Wednesday, March 6, 2013

SA firm buys stake in insurer for Sh200m

 Pan Africa Life Insurance chairman John Simba (left) with Sanlam Development Market CEO John Van Zyl (right) and Housing Finance MD Frank Ireri during a cocktail in honour of Mr Van Zyl in Nairobi in 2010. Photo/File
Pan Africa Life Insurance chairman John Simba (left) with Sanlam Development Market CEO John Van Zyl (right) and Housing Finance MD Frank Ireri during a cocktail in honour of Mr Van Zyl in Nairobi in 2010. Photo/File  
By VICTOR JUMA

Posted  Tuesday, March 5  2013 at  19:57
In Summary
  • Sanlam plans to raise its stake in the insurer to 60 per cent from the 50 per cent it held in December 2011.
  • The South African firm said the share acquisition is aimed at gaining control of the insurer’s strategic direction.

South African firm Sanlam Holdings has invested over Sh200 million to acquire a 5.6 per cent stake in Pan Africa Insurance Holdings over the past one year.

Sanlam plans to raise its stake in the insurer to 60 per cent from the 50 per cent it held in December 2011, with the share purchases helping small investors to exit at a premium.

The South African firm said the share acquisition is aimed at gaining control of the insurer’s strategic direction.

Pan Africa’s shares have more than doubled in value over the past 12 months to trade at Sh49.5 as Sanlam’s purchases drive up demand amid declining liquidity of the stock.

Regulatory disclosures to the Capital Markets Authority show that Sanlam’s local subsidiary, Hubris, has raised its stake in Pan Africa to 55.6 per cent in January from 50 per cent in December 2011.

The bulk of the shares were bought in the second half of last year when the stock traded between Sh35 and Sh41, placing its average price at Sh37.

Hubris’ absolute holdings of Pan Africa shares increased from 48 million to 53.4 million, with the firm paying more than Sh200 million to acquire the additional shares at the Nairobi Securities Exchange.

Analysts say Pan Africa’s stock is gaining from its good performance and Sanlam’s share purchases are set to further reduce liquidity of the stock.

“Both Sanlam and small investors are in the market seeking to buy shares in the company for control and dividend respectively,” said Vimal Parmar, head of research at Burbidge Capital.

“Investors are willing to pay a premium for the stock to gain from its recent good performance,” he said, adding that the rising demand had provided an opportunity for older investors to exit at a profit.

Among the institutional investors that have exited or reduced their shareholding in the company are Kacher Kenya Limited and Thammo Holdings.

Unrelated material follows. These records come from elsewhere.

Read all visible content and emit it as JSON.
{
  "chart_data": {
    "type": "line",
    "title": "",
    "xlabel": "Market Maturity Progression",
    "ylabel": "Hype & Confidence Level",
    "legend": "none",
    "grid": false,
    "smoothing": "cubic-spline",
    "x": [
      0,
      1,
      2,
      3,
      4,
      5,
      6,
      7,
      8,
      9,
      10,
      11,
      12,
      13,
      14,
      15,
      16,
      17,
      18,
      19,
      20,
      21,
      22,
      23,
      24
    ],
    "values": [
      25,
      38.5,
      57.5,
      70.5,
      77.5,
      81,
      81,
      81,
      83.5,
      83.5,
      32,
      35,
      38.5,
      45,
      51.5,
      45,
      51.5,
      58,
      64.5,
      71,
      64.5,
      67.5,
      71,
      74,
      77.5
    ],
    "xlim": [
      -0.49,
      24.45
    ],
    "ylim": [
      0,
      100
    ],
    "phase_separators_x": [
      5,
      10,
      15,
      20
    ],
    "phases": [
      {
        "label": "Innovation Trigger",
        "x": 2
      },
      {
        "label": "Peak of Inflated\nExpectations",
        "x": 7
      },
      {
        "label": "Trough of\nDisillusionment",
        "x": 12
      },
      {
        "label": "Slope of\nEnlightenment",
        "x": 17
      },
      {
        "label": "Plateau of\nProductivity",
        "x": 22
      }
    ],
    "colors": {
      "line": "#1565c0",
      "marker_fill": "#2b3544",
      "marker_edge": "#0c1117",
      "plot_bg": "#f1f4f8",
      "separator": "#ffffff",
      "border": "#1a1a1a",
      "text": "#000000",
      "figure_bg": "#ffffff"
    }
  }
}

Kacher, which held 5.2 million shares in Pan Africa in December 2011, has now disappeared from the company’s list of top shareholders. Thammo’s shareholding dropped from 1.3 million to 457,900 in the same period.

The institutions are selling to Sanlam and local individual investors whose purchases have been linked to Pan Africa’s strong performance in the half year ended June 2012.

The insurer’s net profit trebled to Sh218.3 million in the period compared to Sh73 million a year earlier as gross written premiums surged 75.7 per cent to Sh3.2 billion.

Its investment income rose six times to Sh1.1 billion from Sh157.2 million, driven by higher valuations of its investment portfolio including equities.

Analysts at NIC Securities say Pan Africa’s performance will in the short term also benefit from its sales of properties in Runda Estate.

The rush for its shares is set to further reduce its liquidity, making it difficult for investors to exit and extending the share price rally.

The firm’s shares available for trading — excluding Sanlam Holdings — have dropped from 48 million to 42.5 million.

Once the South African firm completes its full acquisition of the 10 per cent stake or 9.5 million shares, the tradable stocks will stand at 42.6 million.

Its 60 per cent stake will be six percentage points below the maximum shareholding of 66 per cent allowed to a foreign investor in a local insurer under Kenyan laws.

The company said the bigger stake would give it enough voting rights to make material changes, a pointer to a shake-up of the Pan Africa Insurance board and a review of its business operations.